For 27 years, he has been the official cobbler of the Indian cricket team whenever they’re in Chennai and in the last 12 years, he has worked as the Chennai Super Kings’ official cobbler for every home game with a small workstation right outside the players’ and match officials’ area.
March would have marked his 13th season with MS Dhoni and the boys but a pandemic, that has now shaken the entire world, forced the suspension of the league and with it, his income.
On a regular day sitting outside the stadium, Baskaran earned around Rs 500 a day but the IPL season was the time he could earn Rs 8,000 or more during an approximate number of eight matches in a month.
But it has been more than 2 months since he went back to his small shop and it will be a while before he will be allowed back. The months of the year that he was to be a part of the IPL celebrations have turned to some of the toughest in his life.
Baskaran lives in a tiny house with his wife, two sons, a daughter and a daughter-in-law.
“We are living together now during this lockdown and even otherwise. My children were earning earlier, but even that was enough only to sustain themselves. It has been very difficult during this time and they have not been able to earn. I am trying to support everyone somehow,” he told The Quint.
While free ration from the Tamil Nadu government has been helping them partially, he said the future seems very bleak as he believes it will be long before matches resume and life will be back to normal.
“I have diabetes but I have not had medicines for more than six months due to personal and financial issues,” he said.
In these tough times, the friendships he formed in the Chepauk dressing have come to his rescue.
Former India cricketer Irfan Pathan read a report in ESPNCricinfo about the difficulties being faced by Baskaran and immediately got his number and sent money across to his account.
Raunak Kapoor, a presenter with ESPN Cricinfo, took to Twitter to share the message.
“Irfan Pathan sent some money (Rs 25,000) with which I bought things for the house, It was very helpful because I am not earning anything as there is no work,” he told The Quint.
“This is a man who is continuously subject to abuse and vicious trolling from right wing accounts and the IT cell.
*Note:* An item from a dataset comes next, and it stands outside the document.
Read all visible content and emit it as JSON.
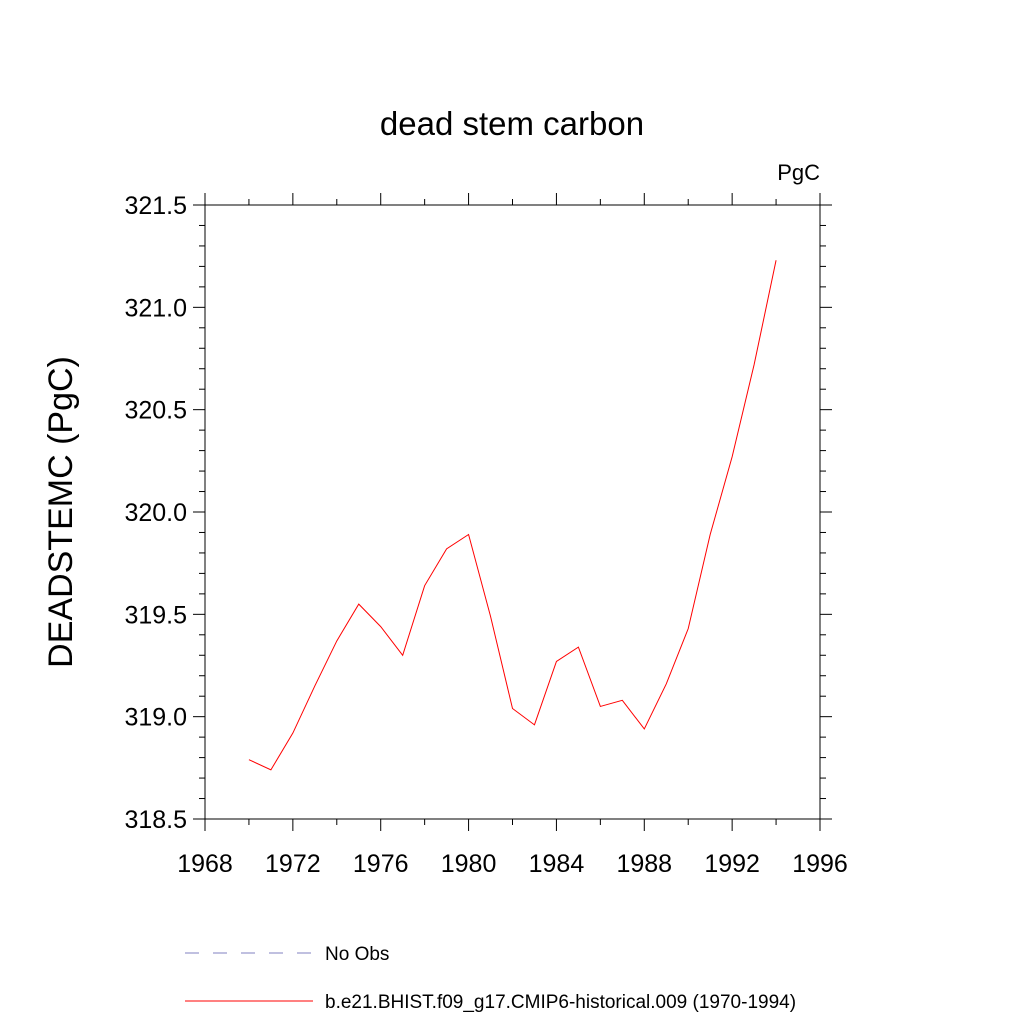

He also stands tall, and often by himself, when it comes to speaking out on issues that matter, in what is otherwise, a highly conformist cricket industry. He stands even taller today. Well done, Irfan,” the post read.
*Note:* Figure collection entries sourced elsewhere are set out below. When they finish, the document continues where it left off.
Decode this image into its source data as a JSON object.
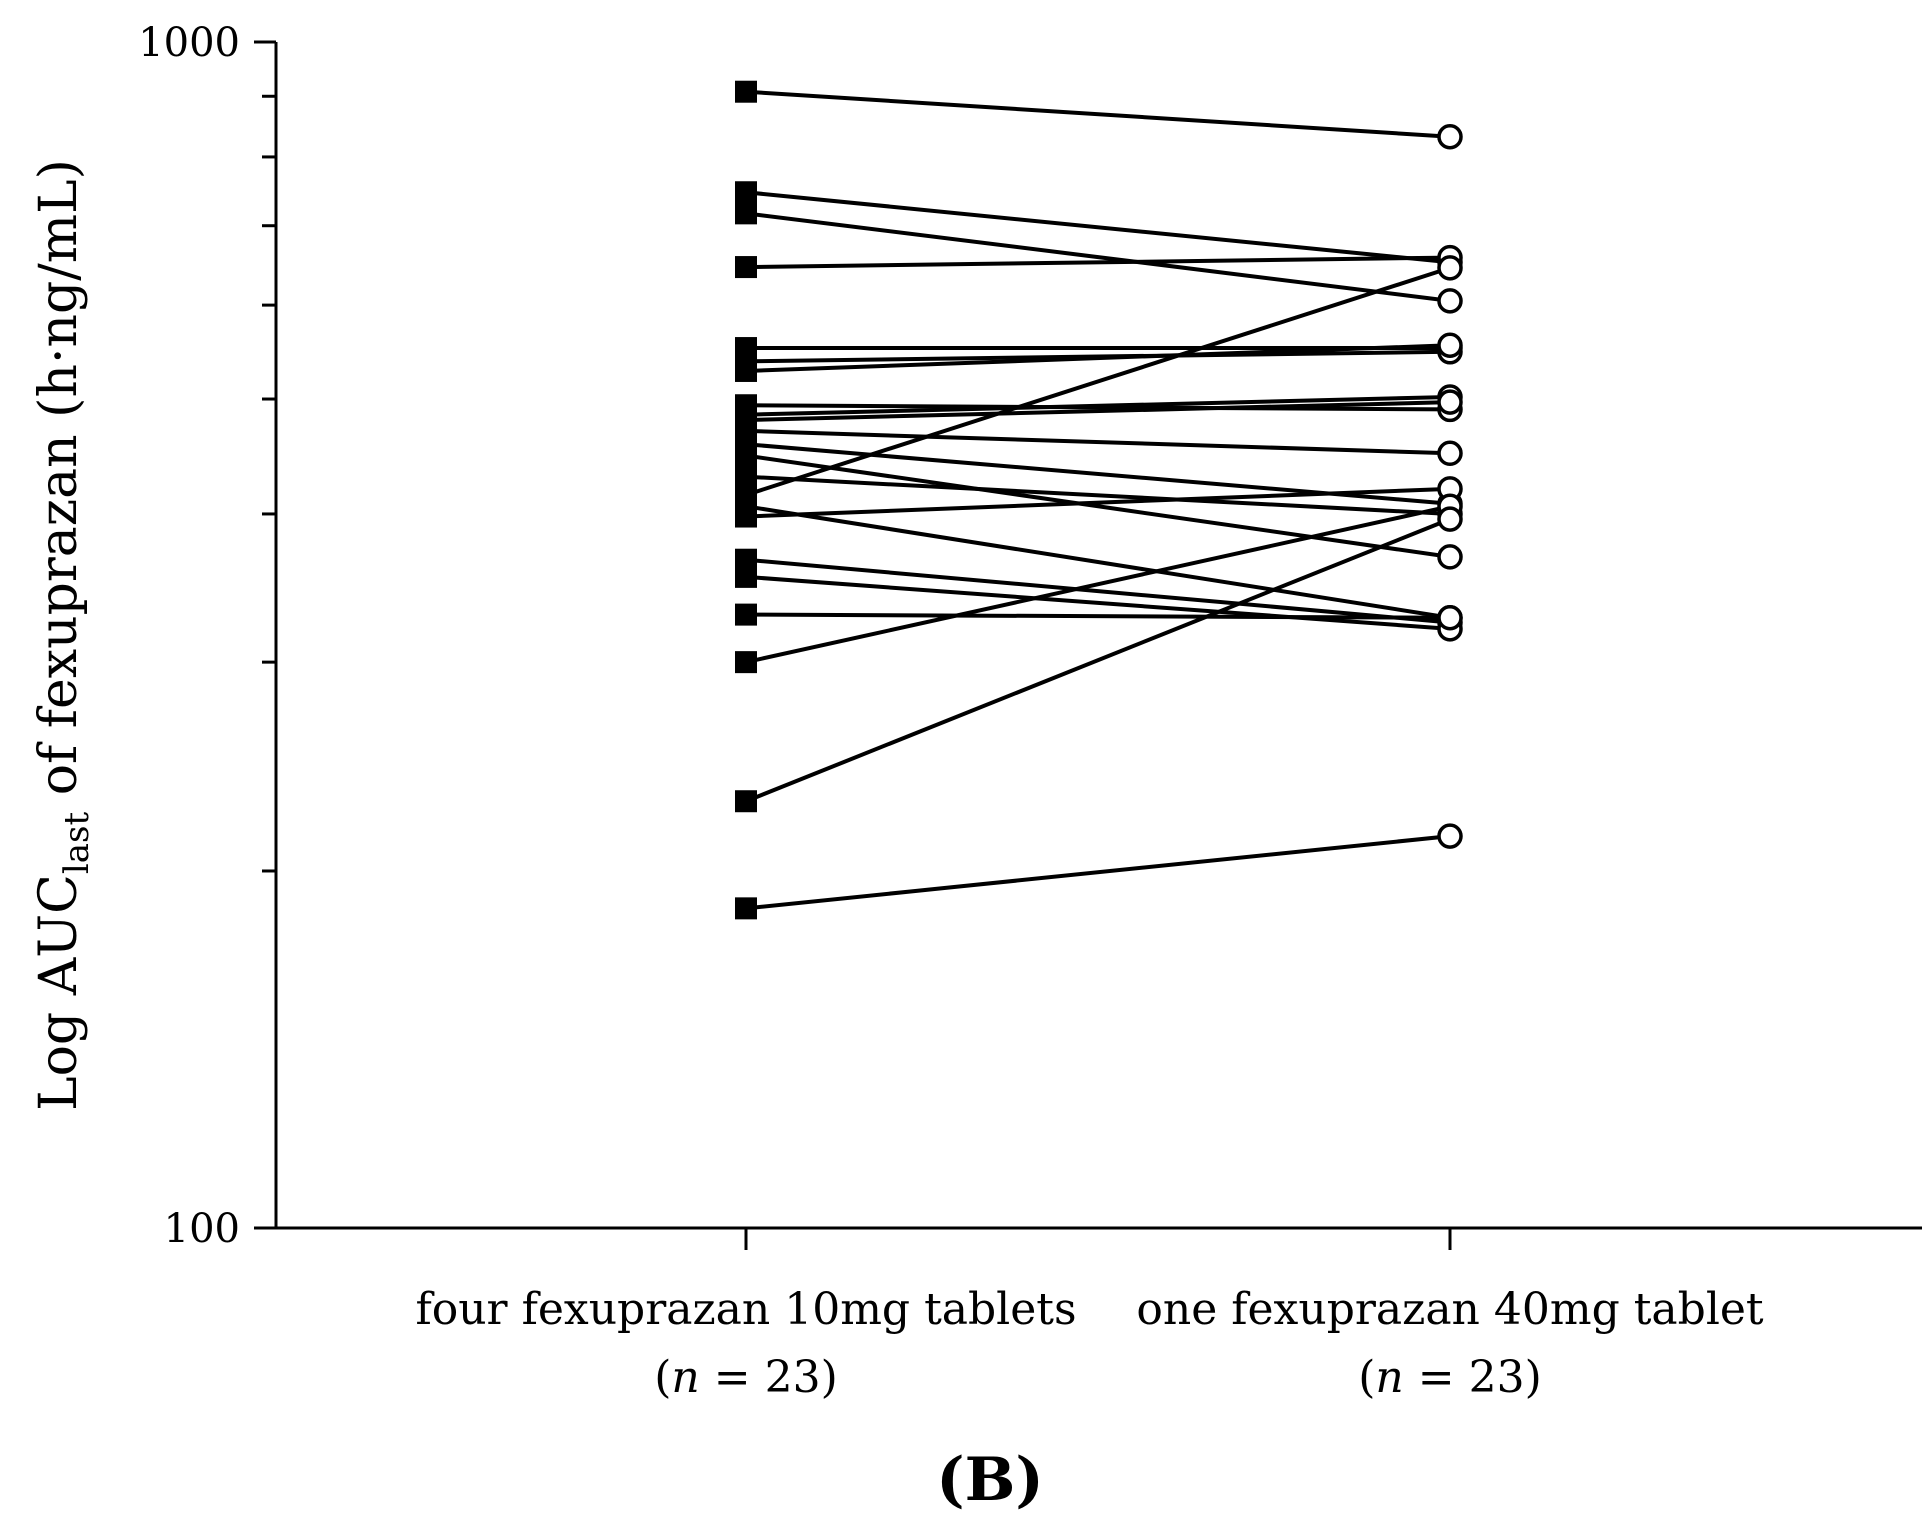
{
  "chart_data": {
    "type": "line",
    "panel_label": "B",
    "ylabel": {
      "main": "Log AUC",
      "subscript": "last",
      "suffix": " of fexuprazan (h·ng/mL)"
    },
    "yscale": "log",
    "ylim": [
      100,
      1000
    ],
    "yticks": [
      "1000",
      "100"
    ],
    "categories": [
      {
        "label": "four fexuprazan 10mg tablets",
        "n_prefix": "(",
        "n_italic": "n",
        "n_suffix": " = 23)"
      },
      {
        "label": "one fexuprazan 40mg tablet",
        "n_prefix": "(",
        "n_italic": "n",
        "n_suffix": " = 23)"
      }
    ],
    "marker_styles": [
      "filled-square",
      "open-circle"
    ],
    "subjects": [
      {
        "values": [
          908,
          832
        ]
      },
      {
        "values": [
          747,
          652
        ]
      },
      {
        "values": [
          717,
          605
        ]
      },
      {
        "values": [
          646,
          658
        ]
      },
      {
        "values": [
          552,
          552
        ]
      },
      {
        "values": [
          538,
          548
        ]
      },
      {
        "values": [
          528,
          555
        ]
      },
      {
        "values": [
          494,
          490
        ]
      },
      {
        "values": [
          485,
          502
        ]
      },
      {
        "values": [
          480,
          497
        ]
      },
      {
        "values": [
          470,
          450
        ]
      },
      {
        "values": [
          458,
          408
        ]
      },
      {
        "values": [
          448,
          368
        ]
      },
      {
        "values": [
          430,
          400
        ]
      },
      {
        "values": [
          415,
          645
        ]
      },
      {
        "values": [
          406,
          327
        ]
      },
      {
        "values": [
          398,
          420
        ]
      },
      {
        "values": [
          366,
          324
        ]
      },
      {
        "values": [
          354,
          320
        ]
      },
      {
        "values": [
          329,
          327
        ]
      },
      {
        "values": [
          300,
          406
        ]
      },
      {
        "values": [
          229,
          396
        ]
      },
      {
        "values": [
          186,
          214
        ]
      }
    ]
  }
}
The Quint’s readers too had contributed funds to help Baskaran earlier in March.
On 19 March, The Quint had published a story about how he had been working on a pavement all his life. We were flooded with messages from people all over the country reminiscing how he has helped fix cricketing gear for many people across generations.
A few benevolent die-hard cricket fans from Hyderabad and Bengaluru, who didn’t want to be named, stepped in to help him financially.
Baskaran said he received over Rs 18,000 and was overjoyed. This fund was to go into setting up a permanent shop, however in less than two weeks, the coronavirus pandemic struck and all his plans were foiled.
Baskaran though says his family’s future is quite bleak, now that his livelihood has come to a sudden halt. “I don’t know when things will change... will become good. I have so many people to support and I don’t know how to do it,” he said.
He said that any kind of help during these difficult times would be a ‘saving grace’ for him.